Funding initiatives like the AMR Action Fund and CARB-X support antibiotic research, but long-term incentives and policy action are needed to sustain the development of new, effective treatments. The UK’s National AMR Action Plan (2024-2029) aims to reduce antimicrobial use, improve infection prevention measures and strengthen hospital infection controls to combat drug-resistant infections. The UKHSA’s report notes improvements in antimicrobial stewardship, which ensures that antibiotics and other drugs are used effectively and responsibly. However, the report also highlights gaps in hospital infection control, with resistant bacteria still spreading widely between patients.


Dr Baker notes that antimicrobial peptides, bacteriophages and monoclonal antibodies all have potential as alternative treatment options. However, these approaches are not broad-spectrum antimicrobials, tend to be costly to manufacture and are more suitable for smaller patient groups rather than widespread use. A lack of scalability is preventing their development and implementation. 
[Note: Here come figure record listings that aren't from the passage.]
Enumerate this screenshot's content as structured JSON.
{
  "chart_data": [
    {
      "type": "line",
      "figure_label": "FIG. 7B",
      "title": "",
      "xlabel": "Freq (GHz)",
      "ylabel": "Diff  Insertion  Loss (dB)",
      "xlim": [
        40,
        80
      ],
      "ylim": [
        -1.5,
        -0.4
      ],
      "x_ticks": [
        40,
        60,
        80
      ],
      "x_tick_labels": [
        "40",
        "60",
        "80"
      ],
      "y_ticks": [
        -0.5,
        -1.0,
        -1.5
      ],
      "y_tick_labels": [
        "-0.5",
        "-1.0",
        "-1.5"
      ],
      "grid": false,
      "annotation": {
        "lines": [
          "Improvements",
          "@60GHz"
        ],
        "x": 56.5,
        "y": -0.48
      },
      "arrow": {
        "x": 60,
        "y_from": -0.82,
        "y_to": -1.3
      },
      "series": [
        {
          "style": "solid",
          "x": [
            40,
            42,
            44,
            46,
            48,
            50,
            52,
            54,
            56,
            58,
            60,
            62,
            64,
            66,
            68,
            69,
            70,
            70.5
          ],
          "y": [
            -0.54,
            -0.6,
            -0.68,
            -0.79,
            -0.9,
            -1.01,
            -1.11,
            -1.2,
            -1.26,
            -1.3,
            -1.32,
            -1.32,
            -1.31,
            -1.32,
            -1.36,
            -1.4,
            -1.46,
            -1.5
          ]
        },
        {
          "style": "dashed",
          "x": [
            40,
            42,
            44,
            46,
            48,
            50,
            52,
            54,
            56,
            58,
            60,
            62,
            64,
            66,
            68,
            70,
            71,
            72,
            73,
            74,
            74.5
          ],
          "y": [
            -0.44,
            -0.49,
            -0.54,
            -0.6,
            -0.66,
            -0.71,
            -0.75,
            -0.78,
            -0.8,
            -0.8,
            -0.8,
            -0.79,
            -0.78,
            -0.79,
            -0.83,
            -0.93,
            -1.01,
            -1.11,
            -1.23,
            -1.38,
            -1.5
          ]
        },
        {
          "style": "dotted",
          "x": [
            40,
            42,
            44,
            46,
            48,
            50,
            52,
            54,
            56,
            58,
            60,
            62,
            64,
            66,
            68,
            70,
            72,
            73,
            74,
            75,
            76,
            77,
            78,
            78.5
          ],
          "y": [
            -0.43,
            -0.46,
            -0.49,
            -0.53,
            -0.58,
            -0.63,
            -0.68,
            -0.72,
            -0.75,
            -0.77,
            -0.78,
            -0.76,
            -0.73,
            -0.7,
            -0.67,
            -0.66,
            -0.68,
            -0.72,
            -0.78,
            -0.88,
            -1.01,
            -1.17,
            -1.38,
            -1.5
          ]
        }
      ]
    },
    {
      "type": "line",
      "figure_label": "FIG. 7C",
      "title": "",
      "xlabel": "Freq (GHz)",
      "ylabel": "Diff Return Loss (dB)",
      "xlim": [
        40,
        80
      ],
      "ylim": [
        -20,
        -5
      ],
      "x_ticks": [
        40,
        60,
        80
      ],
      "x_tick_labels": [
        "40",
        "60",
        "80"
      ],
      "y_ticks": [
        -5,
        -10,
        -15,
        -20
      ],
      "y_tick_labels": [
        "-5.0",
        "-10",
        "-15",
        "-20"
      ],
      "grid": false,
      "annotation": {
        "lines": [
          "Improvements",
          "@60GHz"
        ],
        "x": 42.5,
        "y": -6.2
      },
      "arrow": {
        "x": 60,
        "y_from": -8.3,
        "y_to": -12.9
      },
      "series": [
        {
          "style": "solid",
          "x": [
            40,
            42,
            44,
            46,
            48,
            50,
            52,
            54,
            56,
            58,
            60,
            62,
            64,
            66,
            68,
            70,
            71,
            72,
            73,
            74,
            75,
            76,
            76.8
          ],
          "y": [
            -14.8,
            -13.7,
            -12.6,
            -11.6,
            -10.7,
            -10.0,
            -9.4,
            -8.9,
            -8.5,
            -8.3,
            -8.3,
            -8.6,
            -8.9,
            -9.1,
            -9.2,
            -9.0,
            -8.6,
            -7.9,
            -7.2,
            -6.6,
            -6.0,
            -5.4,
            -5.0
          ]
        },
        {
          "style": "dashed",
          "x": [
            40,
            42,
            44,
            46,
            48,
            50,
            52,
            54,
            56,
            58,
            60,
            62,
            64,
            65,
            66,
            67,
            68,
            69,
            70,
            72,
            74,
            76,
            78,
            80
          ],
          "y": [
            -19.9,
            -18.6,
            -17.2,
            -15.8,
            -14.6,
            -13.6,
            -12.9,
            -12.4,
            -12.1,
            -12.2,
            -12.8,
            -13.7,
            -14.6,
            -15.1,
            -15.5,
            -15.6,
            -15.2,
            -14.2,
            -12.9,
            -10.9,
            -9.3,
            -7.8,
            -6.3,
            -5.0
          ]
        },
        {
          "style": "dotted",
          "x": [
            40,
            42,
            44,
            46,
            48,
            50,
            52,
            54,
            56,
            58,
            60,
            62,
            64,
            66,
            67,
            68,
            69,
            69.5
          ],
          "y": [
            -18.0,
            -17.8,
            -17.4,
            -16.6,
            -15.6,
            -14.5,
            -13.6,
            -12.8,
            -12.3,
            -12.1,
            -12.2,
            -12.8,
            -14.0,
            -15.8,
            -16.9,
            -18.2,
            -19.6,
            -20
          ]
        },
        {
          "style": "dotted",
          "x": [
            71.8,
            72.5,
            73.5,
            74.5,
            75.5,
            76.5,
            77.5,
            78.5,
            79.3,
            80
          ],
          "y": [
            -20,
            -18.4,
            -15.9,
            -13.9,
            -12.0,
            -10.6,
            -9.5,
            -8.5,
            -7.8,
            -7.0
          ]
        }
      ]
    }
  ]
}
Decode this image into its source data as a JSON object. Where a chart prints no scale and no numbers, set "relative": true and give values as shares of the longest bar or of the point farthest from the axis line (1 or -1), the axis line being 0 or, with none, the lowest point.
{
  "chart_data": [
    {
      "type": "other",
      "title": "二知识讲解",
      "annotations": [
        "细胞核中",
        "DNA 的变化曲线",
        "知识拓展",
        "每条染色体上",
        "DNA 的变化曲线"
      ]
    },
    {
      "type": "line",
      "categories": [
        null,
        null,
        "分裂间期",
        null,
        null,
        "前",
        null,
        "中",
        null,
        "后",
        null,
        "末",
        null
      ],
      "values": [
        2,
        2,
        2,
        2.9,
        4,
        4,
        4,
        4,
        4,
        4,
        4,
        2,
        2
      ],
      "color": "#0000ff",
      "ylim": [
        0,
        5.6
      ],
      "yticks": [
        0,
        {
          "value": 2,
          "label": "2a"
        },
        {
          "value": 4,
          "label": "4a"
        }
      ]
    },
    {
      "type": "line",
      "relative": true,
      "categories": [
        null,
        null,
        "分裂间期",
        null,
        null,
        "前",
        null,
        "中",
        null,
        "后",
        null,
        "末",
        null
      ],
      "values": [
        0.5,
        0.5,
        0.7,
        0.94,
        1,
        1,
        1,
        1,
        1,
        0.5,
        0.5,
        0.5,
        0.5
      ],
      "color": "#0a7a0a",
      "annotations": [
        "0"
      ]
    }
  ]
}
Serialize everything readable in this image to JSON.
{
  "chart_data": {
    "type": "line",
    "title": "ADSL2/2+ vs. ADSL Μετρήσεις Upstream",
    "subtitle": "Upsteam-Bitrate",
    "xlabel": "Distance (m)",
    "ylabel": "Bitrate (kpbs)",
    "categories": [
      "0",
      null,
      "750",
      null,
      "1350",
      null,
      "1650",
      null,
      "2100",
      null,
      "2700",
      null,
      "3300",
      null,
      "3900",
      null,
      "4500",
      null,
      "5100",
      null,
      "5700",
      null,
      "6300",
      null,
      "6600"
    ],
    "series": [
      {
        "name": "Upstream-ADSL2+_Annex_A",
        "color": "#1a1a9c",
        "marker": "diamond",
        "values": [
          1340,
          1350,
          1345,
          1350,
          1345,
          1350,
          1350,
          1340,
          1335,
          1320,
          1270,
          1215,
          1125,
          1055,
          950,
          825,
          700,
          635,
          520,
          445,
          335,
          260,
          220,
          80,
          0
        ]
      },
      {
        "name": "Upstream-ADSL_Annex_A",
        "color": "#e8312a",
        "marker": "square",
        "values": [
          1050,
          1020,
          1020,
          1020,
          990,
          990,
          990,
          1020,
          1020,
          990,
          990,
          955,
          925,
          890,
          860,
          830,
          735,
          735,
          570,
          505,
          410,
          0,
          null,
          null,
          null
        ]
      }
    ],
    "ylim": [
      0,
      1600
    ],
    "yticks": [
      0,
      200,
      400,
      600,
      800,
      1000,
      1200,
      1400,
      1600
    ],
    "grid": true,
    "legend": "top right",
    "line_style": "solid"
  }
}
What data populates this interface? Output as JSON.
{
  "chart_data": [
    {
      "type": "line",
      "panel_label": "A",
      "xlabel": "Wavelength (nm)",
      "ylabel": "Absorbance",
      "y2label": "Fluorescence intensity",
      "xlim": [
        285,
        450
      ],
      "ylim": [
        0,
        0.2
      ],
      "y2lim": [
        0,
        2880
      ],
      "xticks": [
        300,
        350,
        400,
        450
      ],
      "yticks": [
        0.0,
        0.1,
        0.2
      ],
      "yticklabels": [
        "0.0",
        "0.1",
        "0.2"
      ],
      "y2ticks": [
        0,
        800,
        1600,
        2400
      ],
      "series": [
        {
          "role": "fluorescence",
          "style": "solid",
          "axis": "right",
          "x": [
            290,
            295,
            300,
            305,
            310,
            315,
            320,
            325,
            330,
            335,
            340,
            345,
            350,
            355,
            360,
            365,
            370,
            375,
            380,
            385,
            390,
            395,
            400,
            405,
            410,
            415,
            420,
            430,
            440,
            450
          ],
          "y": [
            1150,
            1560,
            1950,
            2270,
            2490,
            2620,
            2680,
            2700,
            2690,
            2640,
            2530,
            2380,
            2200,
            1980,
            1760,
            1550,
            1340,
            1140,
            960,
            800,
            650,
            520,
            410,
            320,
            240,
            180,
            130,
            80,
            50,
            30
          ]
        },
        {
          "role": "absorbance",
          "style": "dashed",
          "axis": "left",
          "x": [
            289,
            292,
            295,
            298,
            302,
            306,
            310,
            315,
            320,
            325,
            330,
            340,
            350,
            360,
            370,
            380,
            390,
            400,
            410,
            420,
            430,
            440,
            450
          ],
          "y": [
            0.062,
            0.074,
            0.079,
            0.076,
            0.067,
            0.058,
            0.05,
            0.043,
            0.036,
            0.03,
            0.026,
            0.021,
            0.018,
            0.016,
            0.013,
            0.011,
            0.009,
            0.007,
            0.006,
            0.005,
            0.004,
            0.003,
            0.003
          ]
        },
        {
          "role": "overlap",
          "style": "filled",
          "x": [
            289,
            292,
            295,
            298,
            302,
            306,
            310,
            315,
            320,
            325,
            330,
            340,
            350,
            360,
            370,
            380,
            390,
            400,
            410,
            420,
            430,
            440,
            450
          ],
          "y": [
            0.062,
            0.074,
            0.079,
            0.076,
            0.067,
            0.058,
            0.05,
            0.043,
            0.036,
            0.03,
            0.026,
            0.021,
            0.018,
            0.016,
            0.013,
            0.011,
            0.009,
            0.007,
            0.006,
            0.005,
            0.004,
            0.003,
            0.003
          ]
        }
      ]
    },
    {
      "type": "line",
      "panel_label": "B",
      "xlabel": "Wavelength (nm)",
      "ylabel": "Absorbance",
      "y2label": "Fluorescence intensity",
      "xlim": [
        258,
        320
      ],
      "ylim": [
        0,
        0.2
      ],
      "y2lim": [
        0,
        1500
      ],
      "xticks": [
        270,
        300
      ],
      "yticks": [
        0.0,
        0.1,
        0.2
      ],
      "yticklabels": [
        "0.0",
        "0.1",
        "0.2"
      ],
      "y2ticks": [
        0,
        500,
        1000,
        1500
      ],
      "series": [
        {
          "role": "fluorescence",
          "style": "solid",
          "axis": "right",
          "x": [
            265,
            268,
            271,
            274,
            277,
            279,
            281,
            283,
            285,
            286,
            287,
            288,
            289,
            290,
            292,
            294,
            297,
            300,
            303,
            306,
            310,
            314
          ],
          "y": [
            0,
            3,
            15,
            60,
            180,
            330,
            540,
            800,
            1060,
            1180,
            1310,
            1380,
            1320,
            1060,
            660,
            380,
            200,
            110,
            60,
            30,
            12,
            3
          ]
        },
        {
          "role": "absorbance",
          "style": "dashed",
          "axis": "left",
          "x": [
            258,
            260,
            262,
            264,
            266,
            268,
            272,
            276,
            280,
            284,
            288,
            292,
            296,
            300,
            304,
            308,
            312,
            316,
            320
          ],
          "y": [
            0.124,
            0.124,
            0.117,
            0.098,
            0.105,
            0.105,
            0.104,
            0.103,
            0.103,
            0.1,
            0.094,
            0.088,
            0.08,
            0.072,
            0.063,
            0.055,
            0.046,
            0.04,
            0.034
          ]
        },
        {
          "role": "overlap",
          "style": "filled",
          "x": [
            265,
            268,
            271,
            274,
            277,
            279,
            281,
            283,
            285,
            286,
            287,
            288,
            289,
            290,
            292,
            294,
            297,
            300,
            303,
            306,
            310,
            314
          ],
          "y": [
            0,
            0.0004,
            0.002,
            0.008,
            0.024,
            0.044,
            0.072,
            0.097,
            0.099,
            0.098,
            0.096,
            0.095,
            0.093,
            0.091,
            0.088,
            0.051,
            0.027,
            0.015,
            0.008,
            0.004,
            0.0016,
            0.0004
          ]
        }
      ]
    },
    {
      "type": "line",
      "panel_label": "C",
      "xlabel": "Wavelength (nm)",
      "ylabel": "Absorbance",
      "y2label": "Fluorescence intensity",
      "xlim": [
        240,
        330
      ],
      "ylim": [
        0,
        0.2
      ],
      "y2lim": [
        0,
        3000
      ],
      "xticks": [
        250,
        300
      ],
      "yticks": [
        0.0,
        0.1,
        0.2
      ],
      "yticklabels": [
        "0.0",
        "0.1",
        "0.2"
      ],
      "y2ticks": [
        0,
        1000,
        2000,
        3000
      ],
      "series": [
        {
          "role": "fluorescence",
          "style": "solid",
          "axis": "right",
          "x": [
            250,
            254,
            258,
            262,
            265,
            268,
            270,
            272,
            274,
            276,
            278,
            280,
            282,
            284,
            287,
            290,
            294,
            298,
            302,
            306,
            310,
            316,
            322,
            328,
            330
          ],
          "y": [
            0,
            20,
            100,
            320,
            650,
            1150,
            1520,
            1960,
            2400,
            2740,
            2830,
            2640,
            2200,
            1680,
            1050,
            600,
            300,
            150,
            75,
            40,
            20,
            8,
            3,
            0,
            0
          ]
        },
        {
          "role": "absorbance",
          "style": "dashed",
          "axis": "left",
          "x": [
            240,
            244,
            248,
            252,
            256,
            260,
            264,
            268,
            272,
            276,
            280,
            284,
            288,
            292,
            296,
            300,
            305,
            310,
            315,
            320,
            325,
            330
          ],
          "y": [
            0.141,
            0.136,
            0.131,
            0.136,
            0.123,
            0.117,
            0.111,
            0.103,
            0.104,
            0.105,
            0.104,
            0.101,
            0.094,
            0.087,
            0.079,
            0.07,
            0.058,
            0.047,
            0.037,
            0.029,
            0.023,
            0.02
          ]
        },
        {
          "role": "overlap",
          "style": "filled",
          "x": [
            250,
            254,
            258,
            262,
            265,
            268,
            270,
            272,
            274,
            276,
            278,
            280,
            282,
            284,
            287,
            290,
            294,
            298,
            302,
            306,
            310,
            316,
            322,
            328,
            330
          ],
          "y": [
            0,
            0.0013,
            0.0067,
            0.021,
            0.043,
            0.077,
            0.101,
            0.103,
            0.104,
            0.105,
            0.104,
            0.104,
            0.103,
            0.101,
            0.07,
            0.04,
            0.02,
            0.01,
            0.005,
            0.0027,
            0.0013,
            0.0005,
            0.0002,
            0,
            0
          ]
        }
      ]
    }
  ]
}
AMR is already killing millions of people each year, and without urgent action, the death toll will keep rising as drug-resistant infections become harder to treat. It means that routine procedures like surgery, chemotherapy and organ transplants are a growing risk, while antibiotic development is slowing due to economic disincentives for pharmaceutical companies. Global governance must step up to address the AMR crisis and implement stronger policies, accountability measures and international collaboration. 

Dr Baker warns that AMR is one of the biggest challenges of the next century, but is often seen as a distant threat – until it suddenly isn’t. There is an urgent need for proactive intervention before it spirals out of control. Like climate change, AMR is a creeping but devastating global crisis that requires urgent, coordinated action to prevent catastrophic consequences for public health and modern medicine.